Why is this wrong? First, I’ll offer an empirical argument. No actually existing AIs exhibit this problem, even the most agentic and capable ones. Go-playing AIs are superhuman in pursuing their “goal” of winning a Go game, but they do not offer any resistance to being turned off. Language models have a seemingly impressive world model, and are fairly capable at their “goal” of predicting the next token, but they do not resist being turned off. (Indeed, it’s not even clear that language models are “on” in any sense, since different executions of the model share no state, and any individual execution is short-lived). Automated trading systems make stateful economically significant decisions, but they do not resist being turned off (actually, being easy to turn off is an important design consideration).

So that’s the empirical case. How about a thought experiment? Suppose you scaled up a game-playing AI with 1000x more data/​compute/​model-size. It would get much better at achieving its “goal” of playing the game well. Would it start to resist being turned off? Obviously it would not. It’s not even going to be able to represent the idea of being “turned off”, since it’s just thinking very hard about e.g. Go.

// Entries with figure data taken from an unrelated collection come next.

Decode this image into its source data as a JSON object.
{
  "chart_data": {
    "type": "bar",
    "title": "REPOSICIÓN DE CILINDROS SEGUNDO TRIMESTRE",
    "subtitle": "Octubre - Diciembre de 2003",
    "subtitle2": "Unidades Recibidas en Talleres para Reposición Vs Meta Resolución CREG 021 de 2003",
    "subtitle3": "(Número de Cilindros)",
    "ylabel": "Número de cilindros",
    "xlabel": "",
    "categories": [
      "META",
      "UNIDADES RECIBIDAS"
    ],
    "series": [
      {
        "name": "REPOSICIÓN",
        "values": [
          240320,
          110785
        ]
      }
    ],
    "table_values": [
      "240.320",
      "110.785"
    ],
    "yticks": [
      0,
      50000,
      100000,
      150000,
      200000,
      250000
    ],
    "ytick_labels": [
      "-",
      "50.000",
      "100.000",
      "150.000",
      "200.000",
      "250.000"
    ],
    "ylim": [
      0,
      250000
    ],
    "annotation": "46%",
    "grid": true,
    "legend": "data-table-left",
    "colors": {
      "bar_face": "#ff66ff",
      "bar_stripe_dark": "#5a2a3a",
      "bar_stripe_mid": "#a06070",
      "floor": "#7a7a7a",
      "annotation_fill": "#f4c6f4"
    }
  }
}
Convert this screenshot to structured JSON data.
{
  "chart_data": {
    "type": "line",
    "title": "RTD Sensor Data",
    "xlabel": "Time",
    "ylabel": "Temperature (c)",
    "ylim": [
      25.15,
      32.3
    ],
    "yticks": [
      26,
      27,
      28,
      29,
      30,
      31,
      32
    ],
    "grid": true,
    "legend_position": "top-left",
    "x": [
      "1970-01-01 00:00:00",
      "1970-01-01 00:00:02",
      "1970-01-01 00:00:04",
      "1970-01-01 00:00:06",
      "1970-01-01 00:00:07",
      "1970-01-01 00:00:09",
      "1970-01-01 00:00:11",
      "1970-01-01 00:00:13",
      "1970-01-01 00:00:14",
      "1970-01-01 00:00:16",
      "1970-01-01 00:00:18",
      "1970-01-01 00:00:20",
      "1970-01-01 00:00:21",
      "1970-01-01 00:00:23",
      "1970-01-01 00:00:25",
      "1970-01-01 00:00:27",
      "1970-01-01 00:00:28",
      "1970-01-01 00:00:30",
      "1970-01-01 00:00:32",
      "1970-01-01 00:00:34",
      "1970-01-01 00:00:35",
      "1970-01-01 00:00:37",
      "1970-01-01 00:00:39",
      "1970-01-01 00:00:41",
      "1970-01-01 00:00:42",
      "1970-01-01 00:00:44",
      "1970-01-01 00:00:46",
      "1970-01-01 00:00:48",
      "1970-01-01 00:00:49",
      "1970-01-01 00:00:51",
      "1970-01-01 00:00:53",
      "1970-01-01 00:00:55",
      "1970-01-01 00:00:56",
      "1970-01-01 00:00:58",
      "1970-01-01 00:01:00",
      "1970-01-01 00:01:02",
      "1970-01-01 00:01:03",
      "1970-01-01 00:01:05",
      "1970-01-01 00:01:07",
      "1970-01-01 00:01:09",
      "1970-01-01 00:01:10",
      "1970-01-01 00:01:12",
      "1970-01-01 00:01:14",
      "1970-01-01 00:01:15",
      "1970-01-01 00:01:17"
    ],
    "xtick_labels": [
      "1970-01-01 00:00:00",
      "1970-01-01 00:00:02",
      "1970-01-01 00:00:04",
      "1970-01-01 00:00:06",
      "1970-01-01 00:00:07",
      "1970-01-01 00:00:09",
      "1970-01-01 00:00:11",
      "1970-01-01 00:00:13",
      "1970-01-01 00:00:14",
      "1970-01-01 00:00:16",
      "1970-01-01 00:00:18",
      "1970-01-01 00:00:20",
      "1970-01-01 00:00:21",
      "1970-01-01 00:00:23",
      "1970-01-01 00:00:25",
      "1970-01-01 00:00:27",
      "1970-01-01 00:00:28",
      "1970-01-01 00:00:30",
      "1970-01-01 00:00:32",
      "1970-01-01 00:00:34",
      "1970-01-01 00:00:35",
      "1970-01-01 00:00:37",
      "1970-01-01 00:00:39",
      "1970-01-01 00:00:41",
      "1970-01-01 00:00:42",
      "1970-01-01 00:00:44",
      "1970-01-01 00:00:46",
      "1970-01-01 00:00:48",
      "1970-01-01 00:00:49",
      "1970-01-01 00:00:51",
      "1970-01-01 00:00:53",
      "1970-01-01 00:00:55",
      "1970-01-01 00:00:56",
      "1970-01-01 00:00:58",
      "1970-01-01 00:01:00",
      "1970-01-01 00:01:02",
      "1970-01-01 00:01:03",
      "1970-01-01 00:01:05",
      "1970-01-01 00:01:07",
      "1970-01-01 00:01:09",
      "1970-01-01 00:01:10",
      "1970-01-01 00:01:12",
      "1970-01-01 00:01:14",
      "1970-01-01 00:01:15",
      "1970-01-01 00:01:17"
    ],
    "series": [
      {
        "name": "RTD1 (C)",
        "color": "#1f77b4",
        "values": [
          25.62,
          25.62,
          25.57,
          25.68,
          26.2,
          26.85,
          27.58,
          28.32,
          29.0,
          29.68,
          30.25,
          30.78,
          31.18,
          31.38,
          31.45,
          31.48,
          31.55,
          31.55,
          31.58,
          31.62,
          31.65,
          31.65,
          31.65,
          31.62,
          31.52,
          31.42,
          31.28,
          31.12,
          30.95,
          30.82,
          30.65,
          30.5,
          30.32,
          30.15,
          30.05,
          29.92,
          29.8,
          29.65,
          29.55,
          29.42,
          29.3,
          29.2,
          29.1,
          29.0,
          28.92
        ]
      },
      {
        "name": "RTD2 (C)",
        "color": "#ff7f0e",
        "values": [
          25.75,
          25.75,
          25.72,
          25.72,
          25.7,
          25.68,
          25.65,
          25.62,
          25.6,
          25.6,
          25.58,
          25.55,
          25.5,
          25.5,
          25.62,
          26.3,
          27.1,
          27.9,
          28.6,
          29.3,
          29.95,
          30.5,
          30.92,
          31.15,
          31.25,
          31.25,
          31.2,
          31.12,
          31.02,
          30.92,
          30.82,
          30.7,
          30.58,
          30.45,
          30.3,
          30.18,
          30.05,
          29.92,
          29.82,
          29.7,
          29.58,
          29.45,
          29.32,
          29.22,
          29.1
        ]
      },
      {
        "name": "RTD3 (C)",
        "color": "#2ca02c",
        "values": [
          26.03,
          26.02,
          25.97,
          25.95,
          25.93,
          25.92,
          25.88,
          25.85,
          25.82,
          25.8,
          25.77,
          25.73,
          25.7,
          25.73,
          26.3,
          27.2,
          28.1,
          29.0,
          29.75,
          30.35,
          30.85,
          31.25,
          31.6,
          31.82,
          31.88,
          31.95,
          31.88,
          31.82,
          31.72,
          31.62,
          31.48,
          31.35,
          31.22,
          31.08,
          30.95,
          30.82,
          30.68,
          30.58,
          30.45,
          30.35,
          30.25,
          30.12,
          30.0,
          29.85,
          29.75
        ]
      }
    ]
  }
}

So what about the theory? How come theory says ~all AIs should resist being turned off, and yet ~no actually existing AIs (or even powered-up versions of existing AIs), do resist being turned off? The reason is that “agents with a goal” is not a good way of thinking about AIs.

It’s a tempting way to think about AIs, because it is a decent (although imperfect) way of thinking about humans. And “reward functions” do look an awful lot like goals. But there are some key differences:

1) Training defines the “world” that the AI is thinking about. This was the problem with the super-Go-playing AI—we just told it to think hard about the world of Go. So even though it is superhuman, even godlike, *in that domain*, it hasn’t thought about the real world. It can’t even interact with the real world, since it takes input and provides output in the very specific way that it was trained to.

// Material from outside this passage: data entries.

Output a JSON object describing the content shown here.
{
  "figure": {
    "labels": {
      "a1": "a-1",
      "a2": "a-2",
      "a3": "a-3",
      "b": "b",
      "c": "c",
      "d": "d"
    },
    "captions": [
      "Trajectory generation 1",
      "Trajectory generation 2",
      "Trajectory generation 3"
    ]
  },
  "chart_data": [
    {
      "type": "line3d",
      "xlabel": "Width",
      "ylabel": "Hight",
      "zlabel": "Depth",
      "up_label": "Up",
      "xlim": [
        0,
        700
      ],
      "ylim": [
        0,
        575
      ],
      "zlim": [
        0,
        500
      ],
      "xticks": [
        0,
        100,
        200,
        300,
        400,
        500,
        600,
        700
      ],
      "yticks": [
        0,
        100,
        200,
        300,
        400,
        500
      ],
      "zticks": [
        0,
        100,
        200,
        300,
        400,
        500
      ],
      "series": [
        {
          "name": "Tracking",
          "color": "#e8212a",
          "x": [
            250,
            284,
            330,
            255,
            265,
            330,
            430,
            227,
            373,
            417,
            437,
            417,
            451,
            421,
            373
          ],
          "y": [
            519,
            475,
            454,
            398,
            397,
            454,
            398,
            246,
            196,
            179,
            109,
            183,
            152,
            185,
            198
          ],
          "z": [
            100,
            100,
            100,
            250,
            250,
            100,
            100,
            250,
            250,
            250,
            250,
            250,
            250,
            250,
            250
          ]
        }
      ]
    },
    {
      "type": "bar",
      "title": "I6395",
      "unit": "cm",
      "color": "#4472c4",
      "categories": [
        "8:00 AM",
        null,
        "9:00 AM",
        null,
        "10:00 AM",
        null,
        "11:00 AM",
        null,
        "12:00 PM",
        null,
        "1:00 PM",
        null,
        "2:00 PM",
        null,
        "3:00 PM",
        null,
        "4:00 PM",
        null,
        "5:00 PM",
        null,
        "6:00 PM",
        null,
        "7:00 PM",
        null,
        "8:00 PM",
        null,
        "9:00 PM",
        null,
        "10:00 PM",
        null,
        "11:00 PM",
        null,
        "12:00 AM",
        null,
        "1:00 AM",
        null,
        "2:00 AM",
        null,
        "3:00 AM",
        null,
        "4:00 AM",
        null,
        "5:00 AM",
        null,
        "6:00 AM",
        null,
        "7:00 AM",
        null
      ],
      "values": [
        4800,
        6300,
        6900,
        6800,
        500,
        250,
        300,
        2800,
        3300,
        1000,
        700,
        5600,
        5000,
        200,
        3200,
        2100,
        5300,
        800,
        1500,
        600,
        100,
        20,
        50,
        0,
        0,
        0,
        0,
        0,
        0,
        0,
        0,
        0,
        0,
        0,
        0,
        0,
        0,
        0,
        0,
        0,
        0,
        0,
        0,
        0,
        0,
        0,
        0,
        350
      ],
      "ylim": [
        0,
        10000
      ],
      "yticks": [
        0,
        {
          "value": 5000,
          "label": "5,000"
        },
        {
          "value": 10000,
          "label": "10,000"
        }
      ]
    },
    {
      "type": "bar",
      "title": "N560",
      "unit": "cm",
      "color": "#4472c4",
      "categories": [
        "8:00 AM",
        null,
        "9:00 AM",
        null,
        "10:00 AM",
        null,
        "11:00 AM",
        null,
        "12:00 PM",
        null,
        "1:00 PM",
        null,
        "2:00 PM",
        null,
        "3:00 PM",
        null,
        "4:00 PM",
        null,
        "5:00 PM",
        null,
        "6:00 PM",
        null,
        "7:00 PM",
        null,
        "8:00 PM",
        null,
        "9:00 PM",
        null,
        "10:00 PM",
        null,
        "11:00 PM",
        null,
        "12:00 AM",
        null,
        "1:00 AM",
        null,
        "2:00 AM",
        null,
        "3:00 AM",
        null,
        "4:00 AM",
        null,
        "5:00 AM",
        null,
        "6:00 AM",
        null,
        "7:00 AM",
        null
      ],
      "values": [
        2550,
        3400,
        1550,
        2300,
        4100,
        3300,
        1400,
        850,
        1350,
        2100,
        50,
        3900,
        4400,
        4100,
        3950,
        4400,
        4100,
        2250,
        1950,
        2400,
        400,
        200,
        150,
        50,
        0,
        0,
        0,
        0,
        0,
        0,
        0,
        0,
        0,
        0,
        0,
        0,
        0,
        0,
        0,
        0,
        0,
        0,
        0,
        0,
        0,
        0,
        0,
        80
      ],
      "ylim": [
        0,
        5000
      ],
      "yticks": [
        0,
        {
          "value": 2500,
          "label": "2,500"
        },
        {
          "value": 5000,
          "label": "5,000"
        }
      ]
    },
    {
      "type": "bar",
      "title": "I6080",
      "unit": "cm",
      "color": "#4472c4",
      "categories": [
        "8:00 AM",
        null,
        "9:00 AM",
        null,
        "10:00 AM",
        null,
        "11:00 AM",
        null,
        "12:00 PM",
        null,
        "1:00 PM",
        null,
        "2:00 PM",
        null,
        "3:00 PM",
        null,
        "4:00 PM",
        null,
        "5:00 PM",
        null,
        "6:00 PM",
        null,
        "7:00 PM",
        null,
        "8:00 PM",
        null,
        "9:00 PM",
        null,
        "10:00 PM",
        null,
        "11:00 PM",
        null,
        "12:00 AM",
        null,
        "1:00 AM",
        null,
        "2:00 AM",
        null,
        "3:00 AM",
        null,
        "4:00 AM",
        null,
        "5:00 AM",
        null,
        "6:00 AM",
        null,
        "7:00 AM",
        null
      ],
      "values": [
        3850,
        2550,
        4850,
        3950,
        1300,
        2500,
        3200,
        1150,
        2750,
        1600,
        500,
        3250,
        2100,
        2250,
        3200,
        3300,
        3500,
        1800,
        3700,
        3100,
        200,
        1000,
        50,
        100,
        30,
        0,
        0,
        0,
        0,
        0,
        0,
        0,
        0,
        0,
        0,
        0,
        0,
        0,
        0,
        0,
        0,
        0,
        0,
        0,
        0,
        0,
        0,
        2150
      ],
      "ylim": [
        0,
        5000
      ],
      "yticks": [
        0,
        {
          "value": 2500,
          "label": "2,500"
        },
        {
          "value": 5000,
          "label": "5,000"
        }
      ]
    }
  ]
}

2) AI is composable. Unlike a human, you can run arbitrary code—or another AI—at *any point* inside an AI. You can add AI-driven checks that proposed actions are safe. You could have many different action-proposer AIs that were trained on different datasets or reward functions, totally independently and without considering how they will interact with the other AI-pieces. There is no reason a heterogenous agent like this will be well-modeled as having a singular goal, even if some of the pieces that compose it might.

OK, but what if we did build an agentic AI that interacted with the real world and was a single system? I agree, then you might have a problem. But you probably wouldn’t want to. Why?

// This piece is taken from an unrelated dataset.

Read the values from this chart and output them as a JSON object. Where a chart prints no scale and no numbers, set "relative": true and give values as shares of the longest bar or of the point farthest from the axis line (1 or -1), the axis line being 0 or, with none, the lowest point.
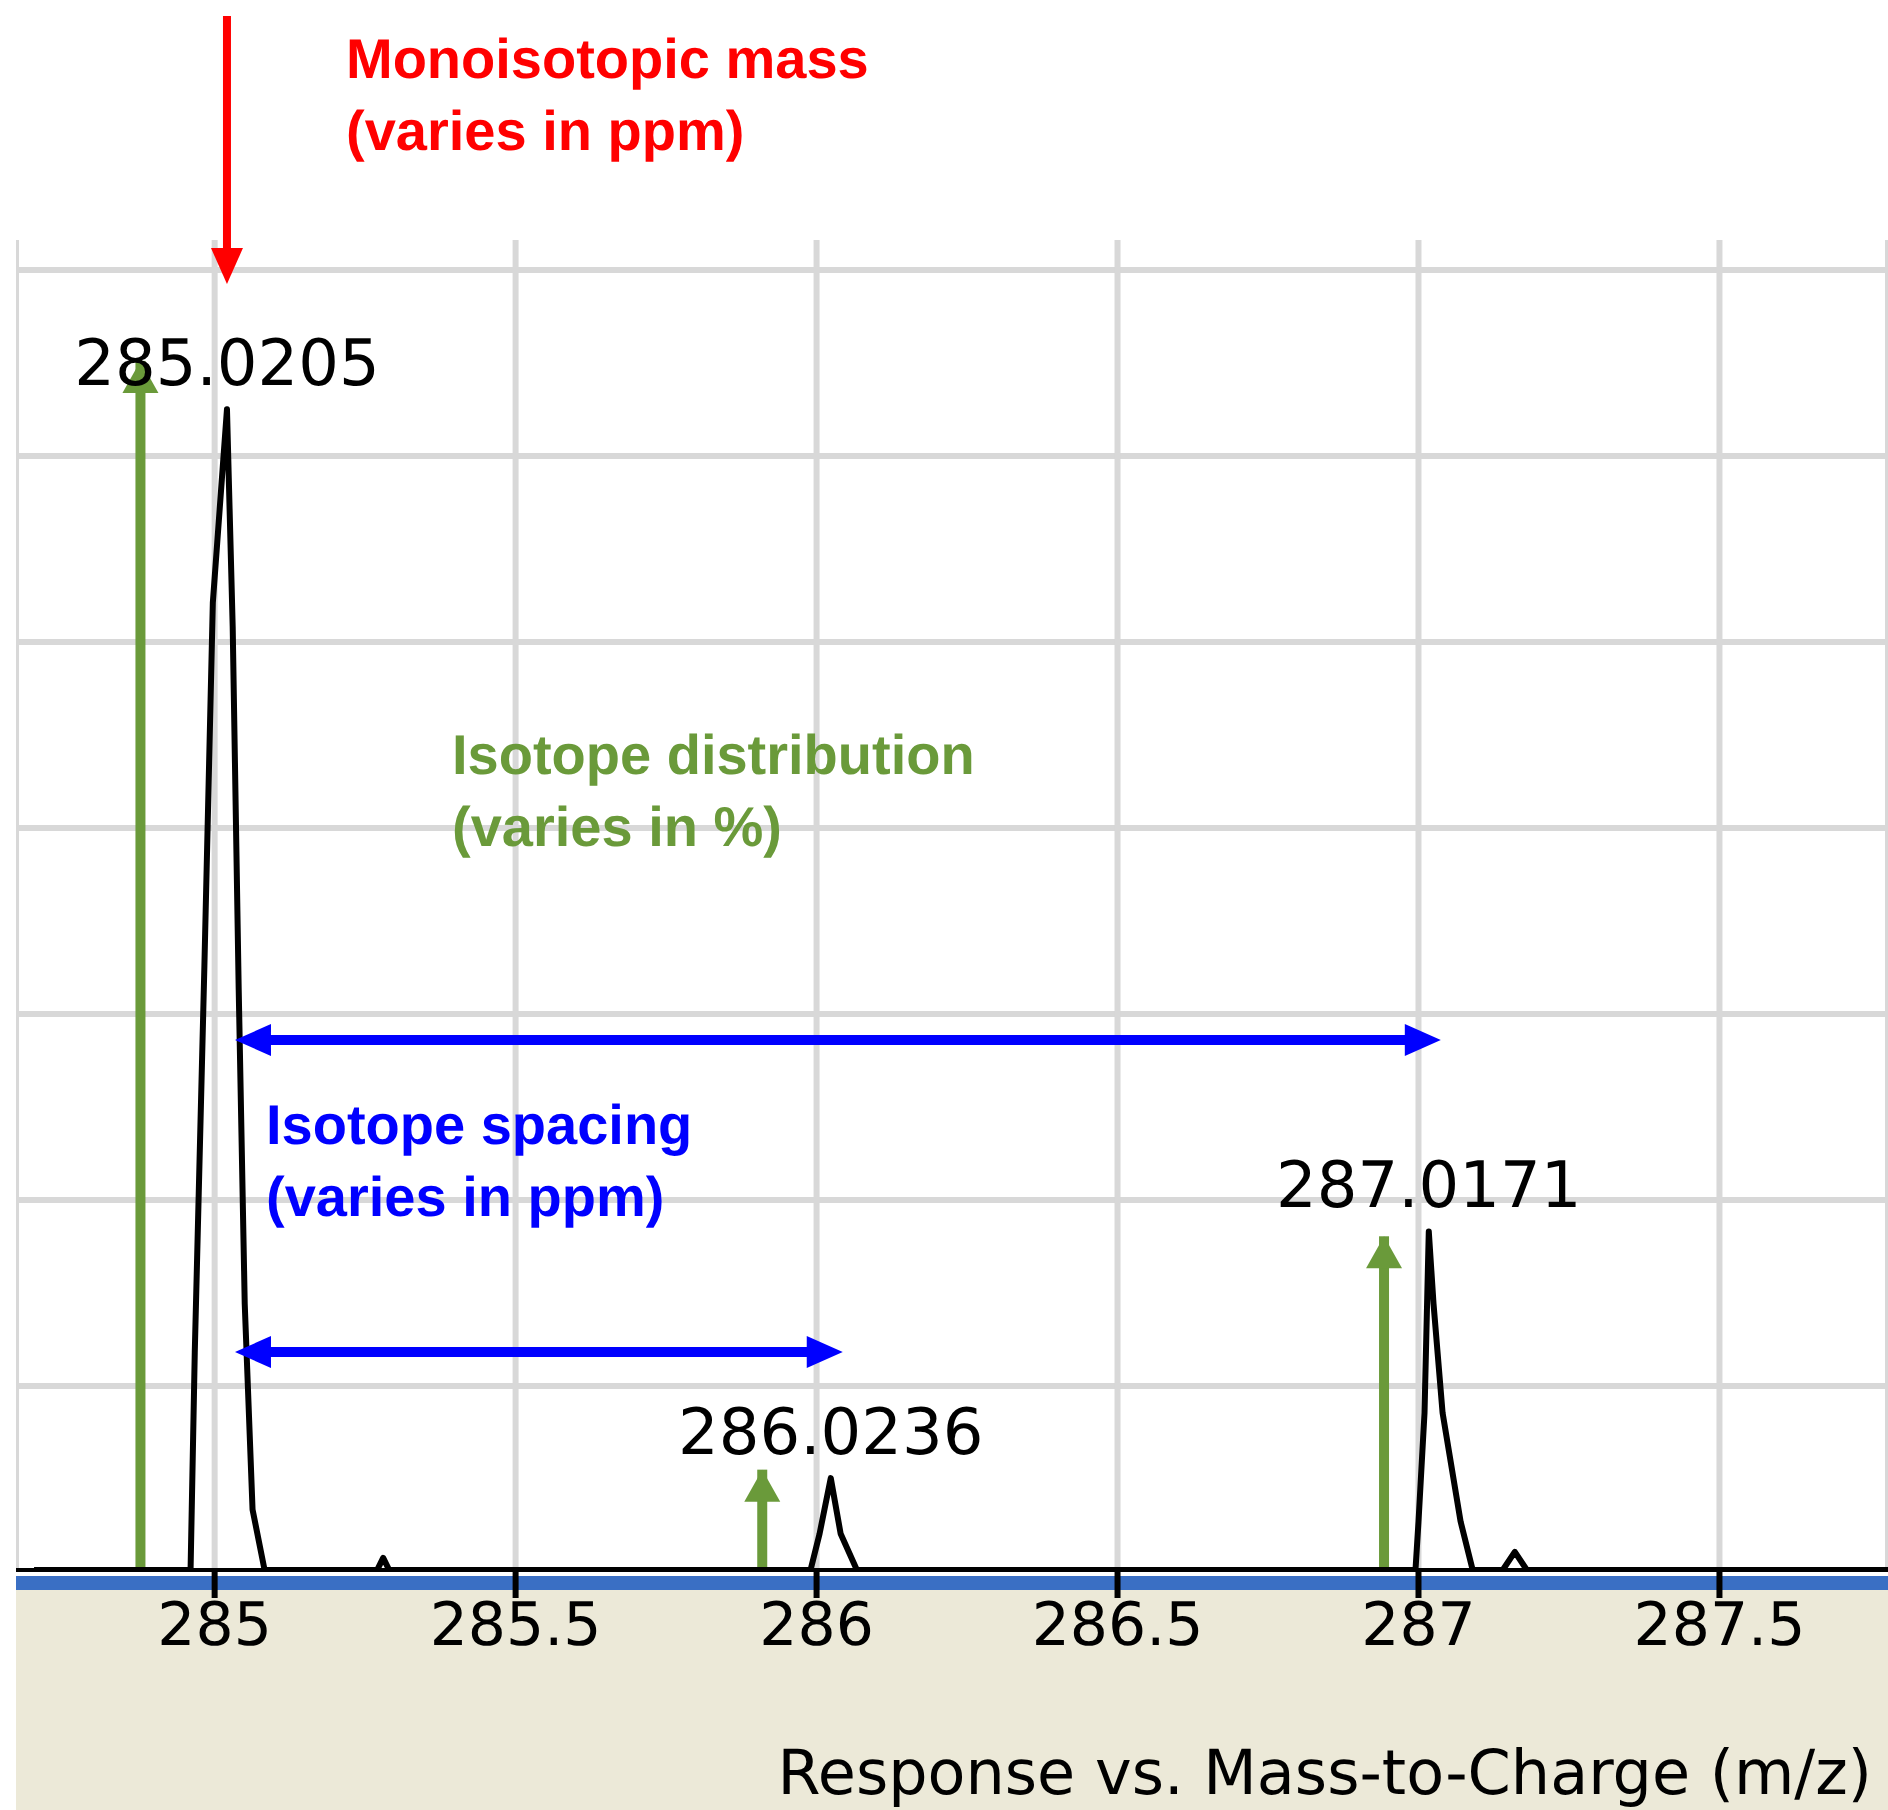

1) Training an AI on the entire world is extremely wasteful, compared to thinking about some narrowly defined problem. If you want to “run a company” well, thinking about how your desk chair is made up of atoms that obey the laws of physics is likely to be a distraction compared to case studies of how similar companies acted in the past. Even thinking about how to circumvent the “off” button is a distraction, compared to just focusing on your job. Humans lack the ability to focus their thoughts like this; AIs don’t, and that is both a competitive advantage and a contribution to safety. (You could even monitor your AIs to make sure they’re staying on task; consider the contract-drafting em).

2) Composability is a very powerful way to improve safety, and is ubiquitous in existing computer systems. A software “off switch” is the most obvious example (e.g. “turn yourself off after you get this message”). Heart-beating (“turn yourself off if you haven’t talked to ‘home base’ in a few seconds) is also very common. Finance has “risk checks” (before taking any actions, sanity check them against some simple hard-coded rules). Composability also allows you to define pieces that address narrowly-defined problems, which is helpful as argued in (1).

So even agentic AIs probably won’t have “goals”. Some of their subcomponents may have goals, but they will probably be too narrow to translate into instrumental goals for the agent as a whole. Which is good, because instrumental goals would be dangerous, so we should try and emphasize these important ways that AIs are less goal-oriented than humans when thinking about and designing AIs.